(617g) An Equilibrium Adsorption Model to Estimate Gas-in-Place and CO2 Storage Capacity of Shale Reservoirs
AIChE Annual Meeting
2020
2020 Virtual AIChE Annual Meeting
Separations Division
Adsorption Applications for Sustainable Energy and Chemicals
Thursday, November 19, 2020 - 9:15am to 9:30am
In shale, natural gas (composed mainly of methane and ethane) can be adsorbed in the pores of the organic matter and clay minerals and be held freely in larger pores and fractures [3]. The quantification of gas adsorption in these reservoirs is essential, as it dictates both GIP estimates and CO2 storage potential of shale. Classical approaches for calculating the GIP are flawed, because they do not account for the reduction of the available pore space upon gas adsorption. In this work, we propose a method for estimating the GIP that utilises the so-called excess amount adsorbed, the sole quantity that can be directly accessed experimentally. As such, the method does not necessitate any assumptions of density or volume of the adsorbed phase. We further extend this formalism to evaluate the effect of CO2 injection on recovery and storage in shale reservoirs.
The material balance equations using excess adsorption are presented for a typical shale reservoir and are applied to the Marcellus reservoir in the USA, which is considered as the base case. We first investigate primary recovery and obtain the GIP as a function of reservoir pressure (or P/Z, the ratio of reservoir pressure and gas compressibility). We also examine the effect of adsorption behaviour on the GIP and reservoir production by considering four different adsorption isotherms: Langmuir, Henryâs Law, BET and Anti-Langmuir. We then use a cyclic production/injection process to investigate the effect of CO2 injection on recovery. Our model consists of a Production stage, whereby the reservoir is depressurised to a certain production pressure, followed by an Injection stage, where a specific volume of CO2 is injected into the reservoir. As mass transfer limitations are inherent in shale reservoirs, both the Production and Injection stages are not at equilibrium, i.e. there is no change in the adsorbed phase, and gas is added or removed only from the free gas phase. At the Soak stage, the reservoir is finally allowed to equilibrate, and gas is exchanged between the bulk phase and adsorbed phase. The cycle then continues, as the reservoir produces again. Competitive adsorption is incorporated in this model through the use of the binary Langmuir isotherm.
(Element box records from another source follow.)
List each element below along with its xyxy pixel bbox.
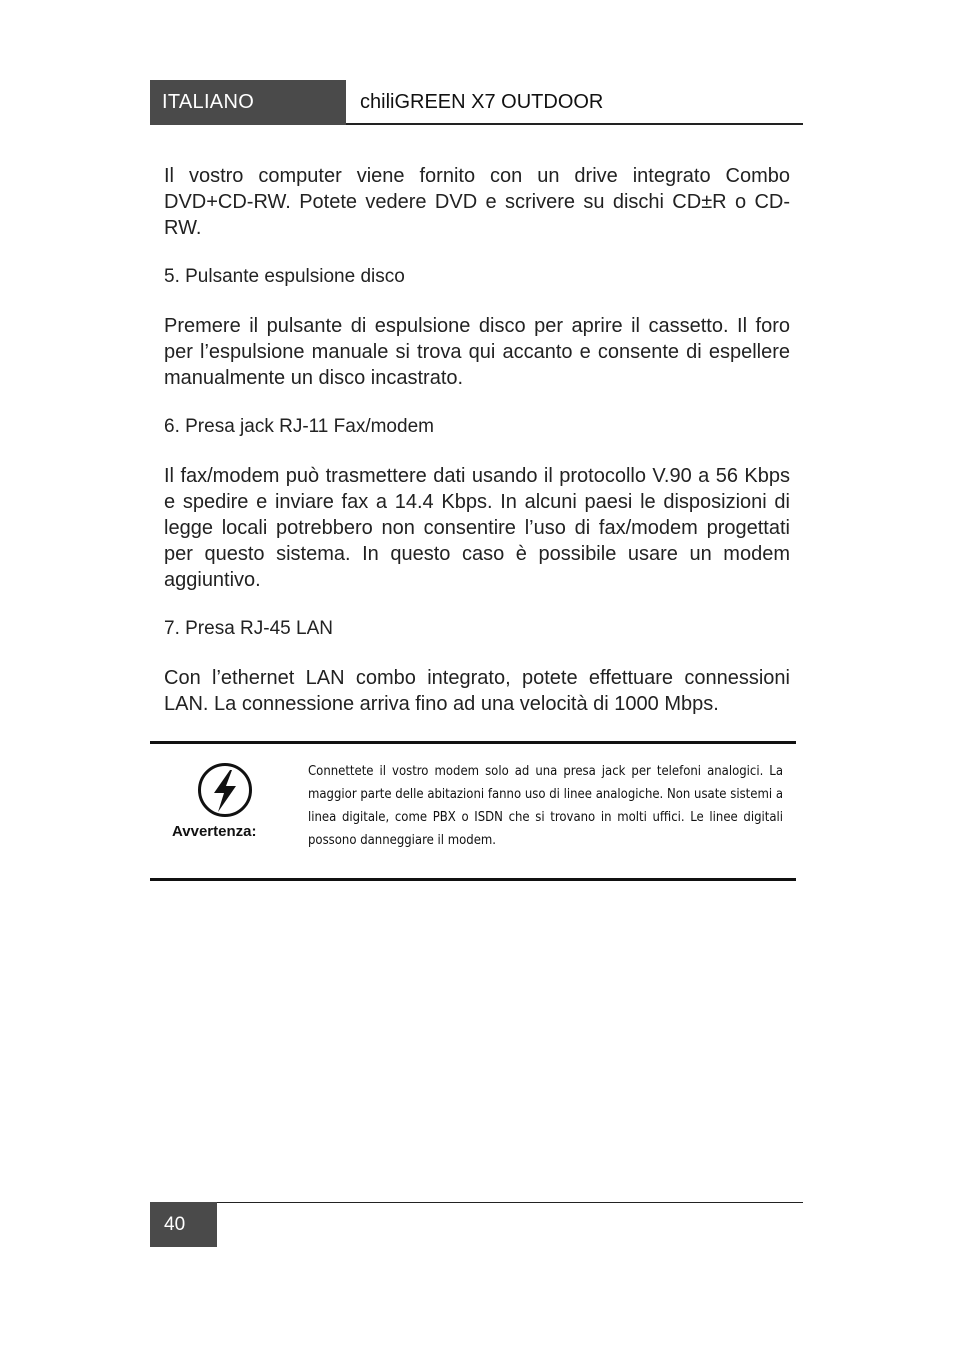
- section-5-paragraph: Premere il pulsante di espulsione disco per aprire il cassetto. Il foro per l’espulsione manuale si trova qui accanto e consente di espellere manualmente un disco incastrato.: [164, 315, 790, 389]
- warning-box: [150, 741, 796, 881]
- section-7-paragraph: Con l’ethernet LAN combo integrato, potete effettuare connessioni LAN. La connessione arriva fino ad una velocità di 1000 Mbps.: [164, 667, 790, 715]
- page-number: 40: [150, 1202, 217, 1247]
- section-5-heading: 5. Pulsante espulsione disco: [164, 266, 405, 287]
- language-label: ITALIANO: [150, 80, 346, 125]
- lightning-warning-icon: [197, 762, 253, 818]
- header-rule: [346, 123, 803, 125]
- intro-paragraph: Il vostro computer viene fornito con un drive integrato Combo DVD+CD-RW. Potete vedere DVD e scrivere su dischi CD±R o CD-RW.: [164, 165, 790, 239]
- section-6-heading: 6. Presa jack RJ-11 Fax/modem: [164, 416, 434, 437]
- page-footer: [150, 1202, 803, 1247]
- page-header: [150, 80, 803, 126]
- footer-rule: [217, 1202, 803, 1203]
- warning-label: Avvertenza:: [172, 823, 257, 840]
- section-6-paragraph: Il fax/modem può trasmettere dati usando il protocollo V.90 a 56 Kbps e spedire e inviare fax a 14.4 Kbps. In alcuni paesi le disposizioni di legge locali potrebbero non consentire l’uso di fax/modem progettati per questo sistema. In questo caso è possibile usare un modem aggiuntivo.: [164, 465, 790, 591]
- warning-text: Connettete il vostro modem solo ad una presa jack per telefoni analogici. La maggior parte delle abitazioni fanno uso di linee analogiche. Non usate sistemi a linea digitale, come PBX o ISDN che si trovano in molti uffici. Le linee digitali possono danneggiare il modem.: [308, 764, 783, 848]
- document-title: chiliGREEN X7 OUTDOOR: [360, 91, 604, 113]
- section-7-heading: 7. Presa RJ-45 LAN: [164, 618, 333, 639]
- main-content: [164, 163, 790, 717]
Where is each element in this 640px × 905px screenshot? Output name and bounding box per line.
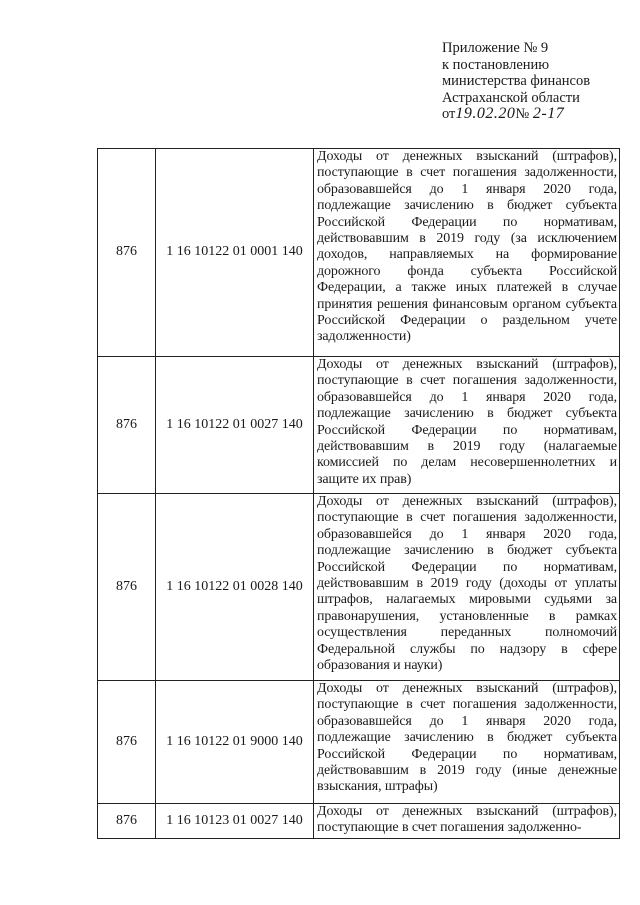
number-prefix: № [515,106,530,122]
revenue-description-cell: Доходы от денежных взысканий (штрафов), поступающие в счет погашения задолженности, образовавшейся до 1 января 2020 года, подлежащие зачислению в бюджет субъекта Российской Федерации по нормативам, действовавшим в 2019 году (иные денежные взыскания, штрафы) [314,681,620,804]
header-date-line [442,106,632,123]
admin-code-cell: 876 [98,357,156,494]
admin-code-cell: 876 [98,149,156,357]
kbk-code-cell: 1 16 10122 01 9000 140 [156,681,314,804]
date-prefix: от [442,106,456,122]
header-appendix-number: Приложение № 9 [442,40,549,56]
revenue-codes-table [97,148,620,839]
header-region: Астраханской области [442,89,580,106]
table-row [98,681,620,804]
admin-code-cell: 876 [98,804,156,839]
revenue-description-cell: Доходы от денежных взысканий (штрафов), поступающие в счет погашения задолженности, образовавшейся до 1 января 2020 года, подлежащие зачислению в бюджет субъекта Российской Федерации по нормативам, действовавшим в 2019 году (налагаемые комиссией по делам несовершеннолетних и защите их прав) [314,357,620,494]
admin-code-cell: 876 [98,681,156,804]
kbk-code-cell: 1 16 10123 01 0027 140 [156,804,314,839]
revenue-description-text: Доходы от денежных взысканий (штрафов), поступающие в счет погашения задолженно- [317,804,617,836]
handwritten-date: 19.02.20 [455,105,516,122]
admin-code-cell: 876 [98,494,156,681]
handwritten-number: 2-17 [532,105,565,122]
table-row [98,494,620,681]
revenue-description-cell: Доходы от денежных взысканий (штрафов), поступающие в счет погашения задолженности, образовавшейся до 1 января 2020 года, подлежащие зачислению в бюджет субъекта Российской Федерации по нормативам, действовавшим в 2019 году (доходы от уплаты штрафов, налагаемых мировыми судьями за правонарушения, установленные в рамках осуществления переданных полномочий Федеральной службы по надзору в сфере образования и науки) [314,494,620,681]
kbk-code-cell: 1 16 10122 01 0028 140 [156,494,314,681]
appendix-header [442,40,632,123]
table-row [98,357,620,494]
table-row [98,149,620,357]
revenue-description-cell: Доходы от денежных взысканий (штрафов), поступающие в счет погашения задолженности, образовавшейся до 1 января 2020 года, подлежащие зачислению в бюджет субъекта Российской Федерации по нормативам, действовавшим в 2019 году (за исключением доходов, направляемых на формирование дорожного фонда субъекта Российской Федерации, а также иных платежей в случае принятия решения финансовым органом субъекта Российской Федерации о раздельном учете задолженности) [314,149,620,357]
header-resolution-ref: к постановлению [442,56,550,73]
table-row [98,804,620,839]
revenue-description-cell [314,804,620,839]
kbk-code-cell: 1 16 10122 01 0001 140 [156,149,314,357]
header-ministry: министерства финансов [442,73,591,89]
kbk-code-cell: 1 16 10122 01 0027 140 [156,357,314,494]
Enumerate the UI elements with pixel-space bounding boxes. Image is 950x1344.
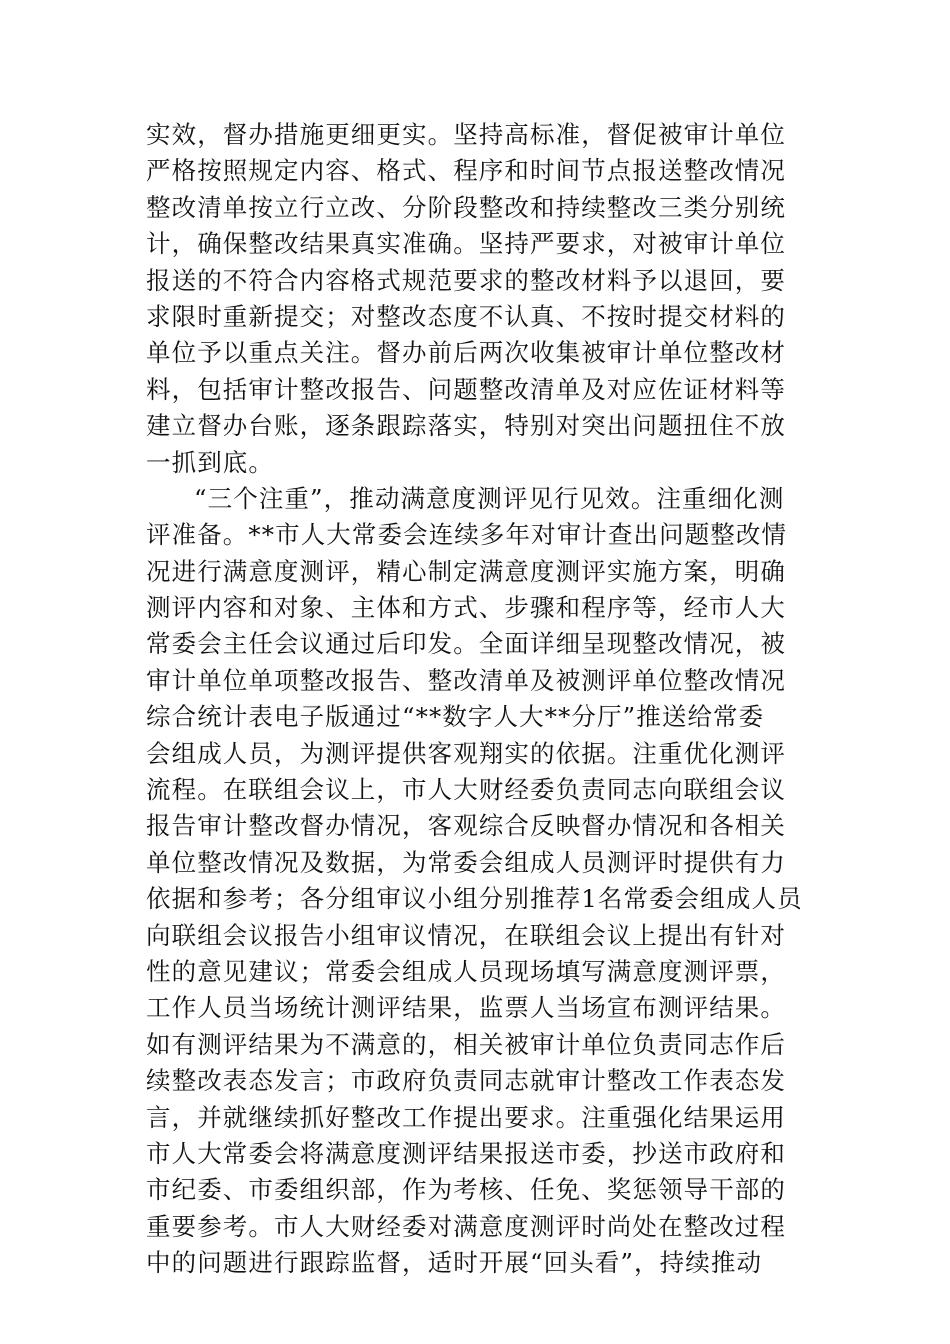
text-line: 向联组会议报告小组审议情况，在联组会议上提出有针对 — [146, 920, 786, 950]
text-line: 会组成人员，为测评提供客观翔实的依据。注重优化测评 — [146, 738, 786, 768]
body-text — [146, 117, 810, 1282]
text-line: 中的问题进行跟踪监督，适时开展“回头看”，持续推动 — [146, 1248, 763, 1278]
text-line: 重要参考。市人大财经委对满意度测评时尚处在整改过程 — [146, 1211, 786, 1241]
text-line: 性的意见建议；常委会组成人员现场填写满意度测评票， — [146, 956, 786, 986]
text-line: 综合统计表电子版通过“**数字人大**分厅”推送给常委 — [146, 702, 765, 732]
text-line: 报告审计整改督办情况，客观综合反映督办情况和各相关 — [146, 811, 786, 841]
text-line: 流程。在联组会议上，市人大财经委负责同志向联组会议 — [146, 775, 786, 805]
text-line: 单位整改情况及数据，为常委会组成人员测评时提供有力 — [146, 847, 786, 877]
text-line: 况进行满意度测评，精心制定满意度测评实施方案，明确 — [146, 556, 786, 586]
text-line: 严格按照规定内容、格式、程序和时间节点报送整改情况 — [146, 156, 786, 186]
paragraph-start-line: “三个注重”，推动满意度测评见行见效。注重细化测 — [194, 483, 785, 513]
text-line: 审计单位单项整改报告、整改清单及被测评单位整改情况 — [146, 665, 786, 695]
text-line: 计，确保整改结果真实准确。坚持严要求，对被审计单位 — [146, 229, 786, 259]
text-line: 实效，督办措施更细更实。坚持高标准，督促被审计单位 — [146, 120, 786, 149]
text-line: 料，包括审计整改报告、问题整改清单及对应佐证材料等 — [146, 374, 786, 404]
text-line: 市纪委、市委组织部，作为考核、任免、奖惩领导干部的 — [146, 1175, 786, 1205]
text-line: 测评内容和对象、主体和方式、步骤和程序等，经市人大 — [146, 593, 786, 623]
text-line: 续整改表态发言；市政府负责同志就审计整改工作表态发 — [146, 1066, 786, 1096]
text-line: 一抓到底。 — [146, 447, 274, 477]
text-line: 言，并就继续抓好整改工作提出要求。注重强化结果运用 — [146, 1102, 786, 1132]
text-line: 整改清单按立行立改、分阶段整改和持续整改三类分别统 — [146, 192, 786, 222]
text-line: 工作人员当场统计测评结果，监票人当场宣布测评结果。 — [146, 993, 786, 1023]
text-line: 评准备。**市人大常委会连续多年对审计查出问题整改情 — [146, 520, 788, 550]
text-line: 建立督办台账，逐条跟踪落实，特别对突出问题扭住不放 — [146, 411, 786, 441]
text-line: 求限时重新提交；对整改态度不认真、不按时提交材料的 — [146, 301, 786, 331]
text-line: 单位予以重点关注。督办前后两次收集被审计单位整改材 — [146, 338, 786, 368]
text-line: 如有测评结果为不满意的，相关被审计单位负责同志作后 — [146, 1029, 786, 1059]
text-line: 常委会主任会议通过后印发。全面详细呈现整改情况，被 — [146, 629, 786, 659]
text-line: 报送的不符合内容格式规范要求的整改材料予以退回，要 — [146, 265, 786, 295]
text-line: 依据和参考；各分组审议小组分别推荐1名常委会组成人员 — [146, 884, 803, 914]
text-line: 市人大常委会将满意度测评结果报送市委，抄送市政府和 — [146, 1138, 786, 1168]
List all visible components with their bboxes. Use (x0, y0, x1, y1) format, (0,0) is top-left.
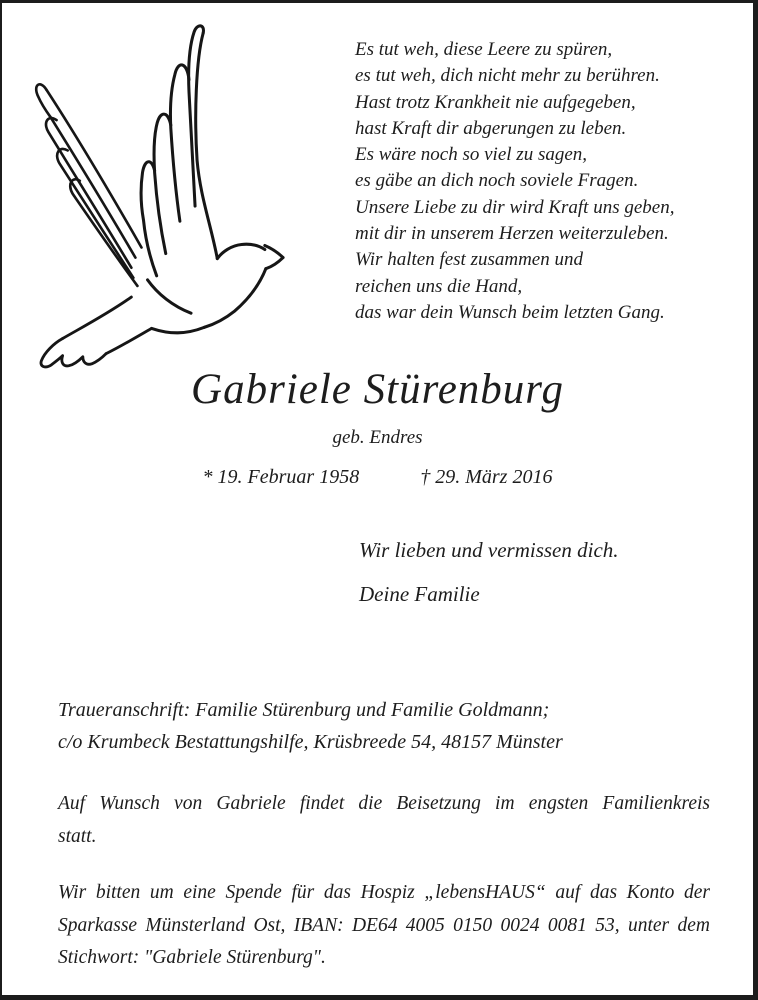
poem-line: es tut weh, dich nicht mehr zu berühren. (355, 65, 660, 87)
poem (355, 37, 674, 326)
poem-line: reichen uns die Hand, (355, 275, 523, 297)
mourning-address (58, 694, 563, 758)
poem-line: hast Kraft dir abgerungen zu leben. (355, 117, 627, 139)
farewell-message: Wir lieben und vermissen dich. (359, 538, 619, 562)
birth-date: * 19. Februar 1958 (202, 466, 360, 488)
poem-line: Es wäre noch so viel zu sagen, (355, 144, 588, 166)
burial-notice-line: statt. (58, 826, 97, 847)
mourning-address-line: Traueranschrift: Familie Stürenburg und Familie Goldmann; (58, 699, 550, 721)
burial-notice (58, 787, 710, 853)
burial-notice-line: Auf Wunsch von Gabriele findet die Beisetzung im engsten Familienkreis (58, 793, 710, 814)
donation-request-line: Wir bitten um eine Spende für das Hospiz „lebensHAUS“ auf das Konto der (58, 882, 710, 903)
deceased-name: Gabriele Stürenburg (191, 366, 564, 413)
poem-line: Es tut weh, diese Leere zu spüren, (355, 39, 613, 60)
donation-request (58, 877, 710, 975)
maiden-name: geb. Endres (332, 427, 423, 448)
life-dates (2, 466, 753, 489)
donation-request-line: Stichwort: "Gabriele Stürenburg". (58, 947, 326, 968)
donation-request-line: Sparkasse Münsterland Ost, IBAN: DE64 4005 0150 0024 0081 53, unter dem (58, 914, 710, 936)
poem-line: Unsere Liebe zu dir wird Kraft uns geben, (355, 196, 675, 218)
poem-line: das war dein Wunsch beim letzten Gang. (355, 301, 665, 323)
poem-line: es gäbe an dich noch soviele Fragen. (355, 170, 639, 192)
family-signature: Deine Familie (359, 582, 480, 606)
death-date: † 29. März 2016 (420, 466, 553, 488)
dove-icon (26, 19, 352, 385)
mourning-address-line: c/o Krumbeck Bestattungshilfe, Krüsbreede 54, 48157 Münster (58, 731, 563, 753)
poem-line: Hast trotz Krankheit nie aufgegeben, (355, 91, 636, 113)
poem-line: mit dir in unserem Herzen weiterzuleben. (355, 223, 669, 245)
poem-line: Wir halten fest zusammen und (355, 249, 583, 271)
We observe that the unique features of the supercritical adsorption isotherms are also clearly evident in the GIP curves and that adsorption plays a dominant role in gas storage in shales. We also show that the conventional approach that does not use the excess amount adsorbed can lead to a significant overestimation of the GIP. Injection of CO2 yields up to 70% more CH4 as compared to primary recovery, and about 50% of the CO2 remains permanently sequestered in the reservoir. We also compare this to a N2 sweeping scenario, where the same volume of N2 is injected instead of CO2. We observe that although CH4 recovery is similar to the CO2 injection scenario, higher reservoir pressures are required to sustain this recovery. Although gas injection in general leads to more CH4 from the reservoir, the main benefit of using CO2 is its storage. We also test the sensitivity of the model to various factors such as reservoir pressure, porosity and the adsorption model parameters. The equilibrium adsorption model is a useful tool as it can provide a quick means of testing injection scenarios, evaluate production methodologies and produce accurate estimates of the GIP and CO2 storage potential of shale reservoirs.